How businesses can benefit from conversational AI applications

As is the case with other emerging branches of AI, the capabilities of conversational AI tools are systematically improving, thereby ensuring these tools are no longer relegated to simplistic queries and answers with consumers.

Conversational AI is making its way into more types of applications, such as getting answers to customer service questions or checking HR policies. The most obvious use cases for conversational AI are chatbots or digital assistants that answer repetitive questions. However, augmented analytics platforms are also taking advantage of conversational AI to allow more people in an organization to interact with data. Instead of typing an SQL query, a business user can simply type a natural language query which is answered in natural language.

Conversational AI is enabled by natural language processing (NLP), specifically natural language understanding (NLU) to determine what a user is trying to communicate and natural language generation (NLG) to respond back to that person. It also uses machine learning to constantly improve its accuracy.

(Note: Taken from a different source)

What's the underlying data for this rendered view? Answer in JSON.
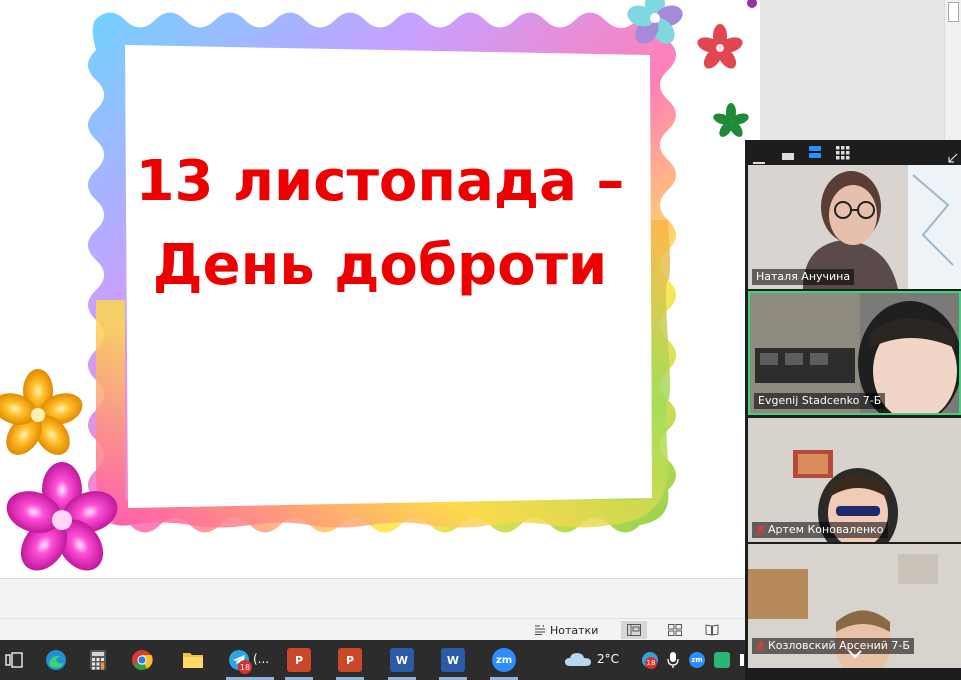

One major criticism of conversational AI is that it doesn’t understand human emotion, although that’s changing. The more human AI appears and behaves, the less likely it is for an interaction to be escalated.

Understanding the human factor

Frustrated customers often change the volume of their speech to help convey their current state of mind. For example, a typed message may contain the use of all caps and exclamation points to express anger. By using semantics to understand the relationships of words and reinforcement learning, conversational AI is improving.

“Conversational AI can understand human characteristics such as pauses, repetition, tone and even sarcasm,” said Jason McMahon, digital strategist at Australian digital marketing agency Bambrick. “These are fundamental tools of human communication that conversational AI may quickly pick up on to make encounters more engaging for both customers and enterprises.”

Digital assistants, such as Siri and Alexa, demonstrate how mainstream conversational AI has become, although the results of such interactions can be spurious. While the mistakes are usually only mildly annoying from a consumer point of view, mistakes in a business context could be very costly, both monetarily and reputationally.

McMahon said conversational AI applications can use NLP to understand sentiment by classifying customer behavior as positive, negative or neutral, which enables a chatbot to respond to the user appropriately. Still, many emotions are only shades of positive, negative or neutral and humans expect AI to understand those nuances.

Context is critical

What a person says or types can be easily misunderstood in the absence of knowing the user’s context. However, one can infer a set of potential interactions depending on whether the person is using a retail app or a travel booking app, for example.

Computer vision is also being used to identify behaviors and body language which provide additional context. While words are central to conversational AI, nonverbal clues can emphasize or even contradict what a person is saying. In short, the more information the AI ​​has about a user at a specific moment in time, the more accurately it can determine what action to take.

AI platforms are also gathering data that can be used for training. For example, sports and entertainment event ticketing company AXS realized its call center staff could no longer handle the massive backlog of questions, so the company decided to implement Satisfi Labs’ conversational AI platform. Satisfi’s AI assistants learn from the shared knowledge gathered from 350 customer organizations using the platform. Ultimately, AXS managed to reduce live escalations to 6% of all traffic and saved about $900,000.

Right-sizing conversational AI to suit the use case

Authenticx, another conversational AI platform provider, analyzed 50,000 customer interactions to better understand and improve customer experience in healthcare. He discovered the following:

  • On a daily basis, 25% of healthcare customers are stuck in their customer journey.
  • It costs an average of $323,000 monthly to resolve those disruptions.
  • Healthcare organizations face $3.8 million in average annual costs related to agent time and resources.
  • A single client was responsible for 60% of status check calls about claims and general treatment.

With this insight, both complaints and billing statement-related costs can be significantly reduced.

In cybersecurity-related use cases, security and IT analysts rely on conversational AI applications “heavily,” according to Anurag Gurtu, chief product officer at StrikeReady. Specifically, conversational AI is being used to deal with alerts and incidents.

“Conversational AI in cybersecurity goes beyond knowledge search to include hundreds of tasks and operations,” Gurtu said. “Among the benefits customers can expect include enhanced ROI on IT and security investments; improved security; lower operating costs; and increased speed, accuracy and scale.”

As the world becomes increasingly digital, conversational AI applications will become even more common. The more humanlike and accurate an interaction with a machine is, the more humans are inclined to trust it.